Dr. Alene Harris taught over 2,000 elementary and secondary students in Nashville, TN, for 16 years, including suburban, inner city, and private school classrooms, before pursuing a Ph.D. in Education and Human Development at Vanderbilt University. For three years as Research Assistant Professor of Special Education at Peabody College of Vanderbilt University, she coordinated research involving classroom management, effective teaching, and mainstreamed students. It was at this time that Dr. Harris realized how powerful the research findings were and that they had to be shared.
For the next 10 years as a Research Assistant Professor of Education she developed both teacher- and trainer-level workshop curricula for Vanderbilt University, and this work has now reached over 50,000 teachers.
Over the past 40 years, she has conducted over 200 classroom management workshops throughout the United States and American territories, personally interacting with over 3,000 teachers and administrators and always encouraging each of these educators to share what has worked for them in their classrooms and schools. Ready To Teach classroom management materials reflect both educational research and finding from many conversations with teachers and administrators across the nation.
As a middle school language arts teacher, in her first year of teaching she began developing the Greek and Latin Morphemes programs for eighth-graders turned off by traditional vocabulary programs. She honed these lessons over the next 15 years, and organized them into mini-courses to share with future secondary English teachers when she began teaching an English Education course at Peabody College. At the request and advice of a homeschooling organization, she revised them yet again for independent learning.
Dr. Harris is now retired from Peabody College of Vanderbilt University, where she taught courses in Educational Foundations, Classroom Management, and English Education; and where she also served as the Director of Education Programs of the VaNTH Engineering Research Center (ERC) in Bioengineering Educational Technology, developing and conducting workshops for over 300 college professors in 20 universities in applying principles of effective teaching and learning in college-level classes. She remains a licensed teacher at both the elementary and secondary (English Language Arts & Life Science) levels. She continues to develop materials to help teachers and to conduct classroom management workshops for K-12 educators.

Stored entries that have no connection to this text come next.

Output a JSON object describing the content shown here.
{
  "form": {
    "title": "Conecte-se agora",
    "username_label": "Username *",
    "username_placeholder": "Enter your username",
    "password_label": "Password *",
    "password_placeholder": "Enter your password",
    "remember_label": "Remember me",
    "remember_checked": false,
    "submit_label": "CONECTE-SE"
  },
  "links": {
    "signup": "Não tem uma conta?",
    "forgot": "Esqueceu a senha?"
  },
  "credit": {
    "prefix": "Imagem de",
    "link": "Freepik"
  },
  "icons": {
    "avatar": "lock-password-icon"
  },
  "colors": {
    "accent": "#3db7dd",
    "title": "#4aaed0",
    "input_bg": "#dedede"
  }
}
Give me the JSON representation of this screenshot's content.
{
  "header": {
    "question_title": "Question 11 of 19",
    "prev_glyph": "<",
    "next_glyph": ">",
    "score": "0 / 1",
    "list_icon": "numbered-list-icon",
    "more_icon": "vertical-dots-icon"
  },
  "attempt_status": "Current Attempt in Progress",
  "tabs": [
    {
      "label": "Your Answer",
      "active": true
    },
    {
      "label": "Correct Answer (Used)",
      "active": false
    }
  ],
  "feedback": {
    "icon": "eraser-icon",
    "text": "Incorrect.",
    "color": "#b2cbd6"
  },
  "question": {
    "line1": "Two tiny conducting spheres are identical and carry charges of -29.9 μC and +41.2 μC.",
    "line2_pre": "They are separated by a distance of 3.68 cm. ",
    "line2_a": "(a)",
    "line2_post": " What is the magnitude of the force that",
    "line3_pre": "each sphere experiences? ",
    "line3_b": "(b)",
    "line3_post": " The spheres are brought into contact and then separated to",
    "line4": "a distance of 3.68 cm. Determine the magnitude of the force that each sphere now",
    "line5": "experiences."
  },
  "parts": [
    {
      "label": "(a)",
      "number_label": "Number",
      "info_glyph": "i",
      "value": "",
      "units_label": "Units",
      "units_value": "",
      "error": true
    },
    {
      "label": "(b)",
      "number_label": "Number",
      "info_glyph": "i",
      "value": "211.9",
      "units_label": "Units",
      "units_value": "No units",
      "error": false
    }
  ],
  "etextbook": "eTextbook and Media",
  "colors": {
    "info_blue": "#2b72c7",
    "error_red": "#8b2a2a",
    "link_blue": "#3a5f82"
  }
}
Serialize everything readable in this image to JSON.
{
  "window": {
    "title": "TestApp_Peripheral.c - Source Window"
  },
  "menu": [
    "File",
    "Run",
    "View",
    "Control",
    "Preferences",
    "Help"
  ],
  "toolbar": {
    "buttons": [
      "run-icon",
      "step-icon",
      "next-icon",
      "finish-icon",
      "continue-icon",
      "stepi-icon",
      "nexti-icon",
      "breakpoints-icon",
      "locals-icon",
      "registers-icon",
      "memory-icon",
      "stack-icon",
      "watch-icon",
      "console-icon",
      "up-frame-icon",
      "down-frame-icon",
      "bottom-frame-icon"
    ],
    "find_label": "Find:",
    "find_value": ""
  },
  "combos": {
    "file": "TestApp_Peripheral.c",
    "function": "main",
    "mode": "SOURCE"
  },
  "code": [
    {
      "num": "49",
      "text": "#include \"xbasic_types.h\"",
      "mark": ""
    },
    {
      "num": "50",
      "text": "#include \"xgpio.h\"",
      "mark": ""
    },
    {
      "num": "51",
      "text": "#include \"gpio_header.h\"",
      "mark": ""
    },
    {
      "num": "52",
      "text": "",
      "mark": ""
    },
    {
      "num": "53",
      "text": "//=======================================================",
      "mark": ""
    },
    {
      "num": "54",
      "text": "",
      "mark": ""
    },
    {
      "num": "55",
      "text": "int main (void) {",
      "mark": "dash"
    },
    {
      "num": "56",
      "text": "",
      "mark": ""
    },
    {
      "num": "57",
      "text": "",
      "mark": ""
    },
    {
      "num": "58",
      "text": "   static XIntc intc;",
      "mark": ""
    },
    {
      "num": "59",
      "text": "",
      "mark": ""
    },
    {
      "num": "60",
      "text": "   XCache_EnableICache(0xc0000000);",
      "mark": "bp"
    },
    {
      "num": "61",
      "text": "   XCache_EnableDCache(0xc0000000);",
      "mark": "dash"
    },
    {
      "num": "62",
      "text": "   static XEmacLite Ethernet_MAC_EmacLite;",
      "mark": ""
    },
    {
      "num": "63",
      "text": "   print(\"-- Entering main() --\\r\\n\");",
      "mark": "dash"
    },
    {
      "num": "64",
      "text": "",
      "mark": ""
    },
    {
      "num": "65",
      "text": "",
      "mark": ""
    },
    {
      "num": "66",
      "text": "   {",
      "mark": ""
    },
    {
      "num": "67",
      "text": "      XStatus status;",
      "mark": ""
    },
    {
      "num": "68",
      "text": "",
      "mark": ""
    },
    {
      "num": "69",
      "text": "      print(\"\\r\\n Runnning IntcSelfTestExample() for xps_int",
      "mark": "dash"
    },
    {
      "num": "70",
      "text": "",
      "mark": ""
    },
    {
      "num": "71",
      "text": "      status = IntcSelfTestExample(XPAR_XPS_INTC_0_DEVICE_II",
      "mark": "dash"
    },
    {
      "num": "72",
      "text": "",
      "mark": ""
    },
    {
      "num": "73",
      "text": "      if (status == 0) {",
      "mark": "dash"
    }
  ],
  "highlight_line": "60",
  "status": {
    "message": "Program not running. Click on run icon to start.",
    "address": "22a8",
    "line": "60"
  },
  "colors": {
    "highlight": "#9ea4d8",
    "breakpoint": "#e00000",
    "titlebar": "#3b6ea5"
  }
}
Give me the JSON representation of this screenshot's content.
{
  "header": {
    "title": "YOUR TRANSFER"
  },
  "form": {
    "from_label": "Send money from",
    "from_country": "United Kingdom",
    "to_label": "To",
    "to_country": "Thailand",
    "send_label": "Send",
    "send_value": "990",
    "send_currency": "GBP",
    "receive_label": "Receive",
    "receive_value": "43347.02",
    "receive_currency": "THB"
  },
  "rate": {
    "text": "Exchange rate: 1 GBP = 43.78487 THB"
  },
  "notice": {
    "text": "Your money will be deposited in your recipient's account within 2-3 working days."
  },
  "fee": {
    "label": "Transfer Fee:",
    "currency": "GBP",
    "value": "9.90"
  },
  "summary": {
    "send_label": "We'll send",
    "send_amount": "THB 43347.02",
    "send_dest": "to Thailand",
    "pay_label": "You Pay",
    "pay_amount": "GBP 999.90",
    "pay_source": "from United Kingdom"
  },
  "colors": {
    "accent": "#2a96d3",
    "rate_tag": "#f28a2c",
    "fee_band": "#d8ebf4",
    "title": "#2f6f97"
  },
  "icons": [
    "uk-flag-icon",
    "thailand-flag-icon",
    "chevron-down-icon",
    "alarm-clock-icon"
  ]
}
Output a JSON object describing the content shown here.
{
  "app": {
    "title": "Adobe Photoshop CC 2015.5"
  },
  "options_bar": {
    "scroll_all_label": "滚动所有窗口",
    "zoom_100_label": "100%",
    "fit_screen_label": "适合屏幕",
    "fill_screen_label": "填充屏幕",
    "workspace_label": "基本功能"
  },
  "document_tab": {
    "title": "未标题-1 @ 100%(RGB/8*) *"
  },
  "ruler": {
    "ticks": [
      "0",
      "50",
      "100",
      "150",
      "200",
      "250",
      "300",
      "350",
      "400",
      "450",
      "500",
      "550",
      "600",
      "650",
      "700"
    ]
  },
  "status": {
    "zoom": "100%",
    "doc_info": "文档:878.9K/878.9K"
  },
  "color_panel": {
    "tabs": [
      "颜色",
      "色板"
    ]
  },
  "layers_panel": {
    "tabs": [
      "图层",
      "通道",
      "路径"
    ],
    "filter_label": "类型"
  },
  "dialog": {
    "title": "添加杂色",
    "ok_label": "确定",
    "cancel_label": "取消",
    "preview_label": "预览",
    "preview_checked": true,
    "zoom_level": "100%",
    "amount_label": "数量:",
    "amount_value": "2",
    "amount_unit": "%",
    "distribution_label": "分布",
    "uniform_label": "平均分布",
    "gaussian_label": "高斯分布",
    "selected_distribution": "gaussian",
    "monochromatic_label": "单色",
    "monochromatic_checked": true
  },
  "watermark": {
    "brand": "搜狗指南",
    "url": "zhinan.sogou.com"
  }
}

Justin D. Garwood, Ph.D., is an Assistant Professor of Special Education in the College of Education and Social Services at the University of Vermont (UVM). Dr. Garwood completed his doctorate at the University of North Carolina at Chapel Hill, and for two years prior to coming to UVM was an Assistant Professor at Appalachian State University.
His research and teaching focuses on students with and at risk for emotional and behavioral disorders (EBD) across three specific areas: (1) pre-service preparation and teachers use of relationship-based pedagogy, (2) literacy interventions, and (3) classroom management.
Dr. Garwood’s research has been recognized by the Council for Exceptional Children – Division of Research for the Early Career Publication Award (2018) and the American Council on Rural Special Education for the Research Article of the Year (2019). His teaching was also recognized by the NC Council for Exceptional Children – Teacher Education Division for the Outstanding Early Career Award in Teacher Preparation (2018).
Jonathan Tomick worked with Dr. Harris for three years as a university student in researching and revising GOTAGS and has applied GOTAGS ideas as a teacher in rural, suburban, and urban settings, including populations with special needs. He currently works as a tutor in Baltimore, MD specializing in standardized test prep.
Jonathan has experience in classrooms ranging from four students to thirty students and has worked to apply the principles of GOTAGS to each. He is a certified secondary teacher in two states, and has taught grades seven through twelve, including Advanced Placement English and Pre-AP English. As a certified GOTAGS Workshop Leader, he has conducted workshops on classroom management for both preservice and inservice teachers.